Updated: October 28, 2024

Guest exits are one of the most significant sources of overhead in a hypervisor system.

It is impossible to avoid all guest exits in a hypervisor system. However, since guest exits are costly, reducing the number of these exits can improve the performance of guests and of the overall system.

Why a guest exits

When a guest is running, its instructions execute on a physical CPU, just as if the guest were running without a hypervisor. However, guests are not allowed to do everything they would be allowed to do if they were running in a non-virtualized system. This is one of the ways that a hypervisor system protects itself from its guests, as well as its guests from each other.

A guest exit can be triggered by:

The work required for a guest exit

The following presents an overview of what happens when a guest attempts to execute an instruction that it isn't permitted to execute, but which the hypervisor host can look after for the guest (assuming that the instruction will not cause the hypervisor to return an error to the guest):

  1. The virtualization hardware traps the attempt, and forces the guest to stop executing (guest exit).
  2. On the trap, the hardware notifies the hypervisor.
  3. The hypervisor saves the guest's context, then completes the task the guest had begun but was unable to complete for itself.
  4. When it has completed the task, the hypervisor restores the guest's context, updated to reflect the results of whatever task it completed for the guest.
  5. The hypervisor hands execution back to the guest (guest entrance). The guest is none the wiser. It may not even know that it was the hypervisor and not the hardware that completed the task (with the exception of para-virtualized devices); it doesn't even know that any time has passed since it was forced to exit (see Para-virtualized devices and Time in the Understanding QNX Virtual Environments chapter).
The Lahav Line below presents an overview of the guest exit–guest entrance sequence that is required every time the virtualization hardware traps a guest instruction. For simplicity, it assumes an execution path on a single CPU.


Figure 1. A Lahav Line showing how in a QNX hypervisor system execution on the physical CPU alternates between the hypervisor and its guests. On a trap, the hypervisor manages the guest exit, saving the guest's context, then restoring it before the guest entrance.

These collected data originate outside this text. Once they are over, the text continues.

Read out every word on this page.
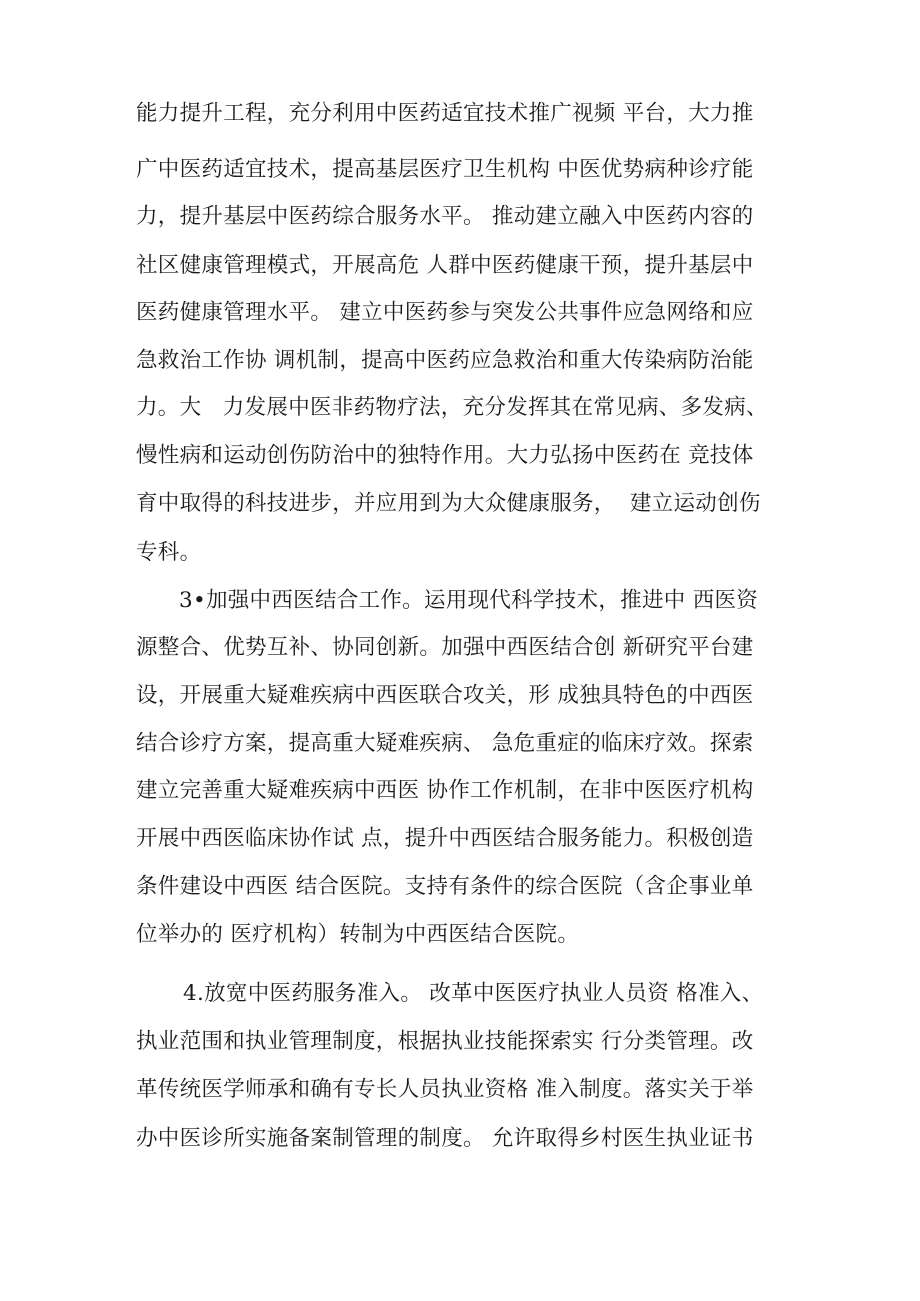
能力提升工程，充分利用中医药适宜技术推广视频 平台，大力推
广中医药适宜技术，提高基层医疗卫生机构 中医优势病种诊疗能
力，提升基层中医药综合服务水平。 推动建立融入中医药内容的
社区健康管理模式，开展高危 人群中医药健康干预，提升基层中
医药健康管理水平。 建立中医药参与突发公共事件应急网络和应
急救治工作协 调机制，提高中医药应急救治和重大传染病防治能
力。大   力发展中医非药物疗法，充分发挥其在常见病、多发病、
慢性病和运动创伤防治中的独特作用。大力弘扬中医药在 竞技体
育中取得的科技进步，并应用到为大众健康服务，  建立运动创伤
专科。
3•加强中西医结合工作。运用现代科学技术，推进中 西医资
源整合、优势互补、协同创新。加强中西医结合创 新研究平台建
设，开展重大疑难疾病中西医联合攻关，形 成独具特色的中西医
结合诊疗方案，提高重大疑难疾病、 急危重症的临床疗效。探索
建立完善重大疑难疾病中西医 协作工作机制，在非中医医疗机构
开展中西医临床协作试 点，提升中西医结合服务能力。积极创造
条件建设中西医 结合医院。支持有条件的综合医院（含企事业单
位举办的 医疗机构）转制为中西医结合医院。
4.放宽中医药服务准入。 改革中医医疗执业人员资 格准入、
执业范围和执业管理制度，根据执业技能探索实 行分类管理。改
革传统医学师承和确有专长人员执业资格 准入制度。落实关于举
办中医诊所实施备案制管理的制度。 允许取得乡村医生执业证书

This diagram is the same as the one in Two representations of a QNX hypervisor system in the Understanding QNX Virtual Environments chapter.

The work is essentially the same if the hardware or the hypervisor triggers the exit: the hypervisor must save the guest's context, execute instructions on behalf of the guest, restore the guest's context, then hand execution back to the guest.

The cost of a guest exit

At each guest exit, the hypervisor must store the guest's context; before each guest entrance, it must restore the guest's context, updated to reflect the results of whatever task it completed for the guest.

The minimum overhead time for a guest exit–guest entrance cycle is the time the hypervisor takes to save then restore a guest's context, or, starting from the hypervisor rather than the guest, the time it takes for:

  1. The hypervisor to restore the guest's context and pass execution to it.
  2. The guest to execute a NOP instruction.
  3. Execution to return to the hypervisor.

Not surprisingly, the time required for a hypervisor–guest–NOP–hypervisor round-trip depends largely on the hardware. It is typically from three to 10 microseconds, depending on the SoC, but consistent on an SoC; that is, if one round trip takes five microseconds, then you can count on all round-trips during normal operation taking five microseconds, with very little variance.

Nonetheless, three or 10 microseconds repeated often enough can significantly impact a guest's performance, especially if we remember, not only that the exit uses the hypervisor's time, but also that during this time the guest is waiting.